Evidence of early Spanish colonization in western North Carolina is being unearthed in an archaeological dig that began in 1986. After decades of research and testing, proof exists that a Spanish fort in the area, known as Fort San Juan, is now considered to be the earliest known European settlement in the interior of the United States (that is, aside from coastal areas such as St. Augustine, Florida.).
Pre-dating North Carolina’s “Lost Colony” by 20 years and Jamestown, Va., by 40 years, Fort San Juan was built in 1567 by Spaniard Juan Pardo and an army of 125 men. The Spanish were seeking to expand their empire of land and wealth throughout the Southeast, starting in present-day Florida and marching north. Hernando de Soto had first journeyed from Florida through North Carolina on the way to the Mississippi River in 1540.
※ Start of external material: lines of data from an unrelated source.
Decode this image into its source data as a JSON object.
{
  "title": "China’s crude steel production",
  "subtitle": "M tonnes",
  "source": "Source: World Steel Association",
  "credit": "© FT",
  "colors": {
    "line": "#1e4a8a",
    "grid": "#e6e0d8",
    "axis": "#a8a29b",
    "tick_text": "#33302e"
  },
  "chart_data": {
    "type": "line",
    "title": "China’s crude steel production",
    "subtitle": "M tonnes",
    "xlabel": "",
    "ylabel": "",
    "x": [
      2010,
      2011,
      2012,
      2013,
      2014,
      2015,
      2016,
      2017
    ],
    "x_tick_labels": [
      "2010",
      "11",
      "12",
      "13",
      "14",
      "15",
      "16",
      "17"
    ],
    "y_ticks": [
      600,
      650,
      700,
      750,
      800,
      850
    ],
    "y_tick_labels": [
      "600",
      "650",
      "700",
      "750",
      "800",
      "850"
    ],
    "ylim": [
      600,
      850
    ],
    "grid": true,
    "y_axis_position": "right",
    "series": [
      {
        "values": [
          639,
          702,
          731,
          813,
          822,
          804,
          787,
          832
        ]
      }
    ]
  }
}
“We know with the kind of certainty that is rare for archaeology of Native American sites that this was the Native American town of Joara where Juan Pardo arrived in December 1566,” says Tulane University archaeologist Dr. Chris Rodning. “It is recorded in the written accounts of the Pardo expedition that he established a town named Cuenca and Fort San Juan adjacent to the town of Joara.”
Pardo was on a mission to secure a safe route to transport gold and silver from Mexico to the Atlantic Ocean where it could be shipped back to Spain, without the danger of pirates encountered by sailing through the Caribbean. He devised a road supported by six forts between eastern Tennessee and modern-day Parris Island, S.C.
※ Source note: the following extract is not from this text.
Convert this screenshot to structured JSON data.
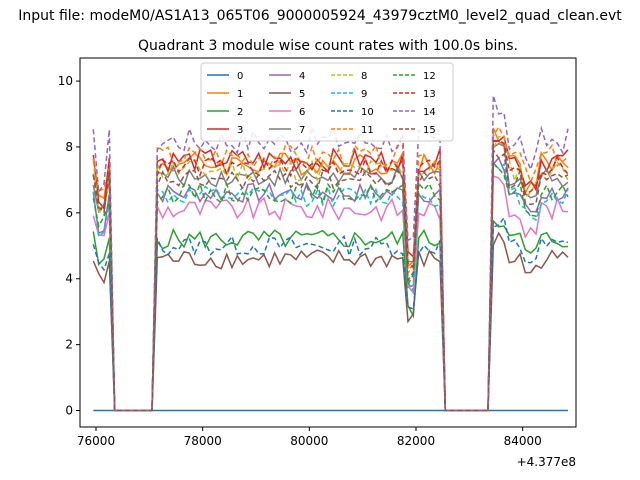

An early co-existence between the Catawba tribe and the Spaniards seems to be evident, but conditions quickly turned sour, as a Native American tribe burned all six of the forts by the spring of 1568 and killed all but one of the soldiers. Fort San Juan was the first fort to have been built, lasting 18 months, and the only fort that has been excavated.
Fort San Juan is located on a private piece of property now known as the Berry Site, named after landowners Pat and James Berry. The Smithsonian documented a large earthen mound on the property in the late 1800s, well before it was bulldozed in the 1960s, signaling the likely existence of Native American artifacts. According to Rodning, “the Berry Site represents one of the largest Native American towns from the greater Southern Appalachians between 1400-1600.”
When archaeologist Dr. David Moore first came to the site in 1986, he quickly found plenty of remains, with one puzzling European artifact. Nearly a decade later, archaeologist Dr. Robin Beck, the Berrys’ nephew, also found European relics on the site, encouraging Moore and Beck to believe that this could be the site of the long-lost Fort San Juan.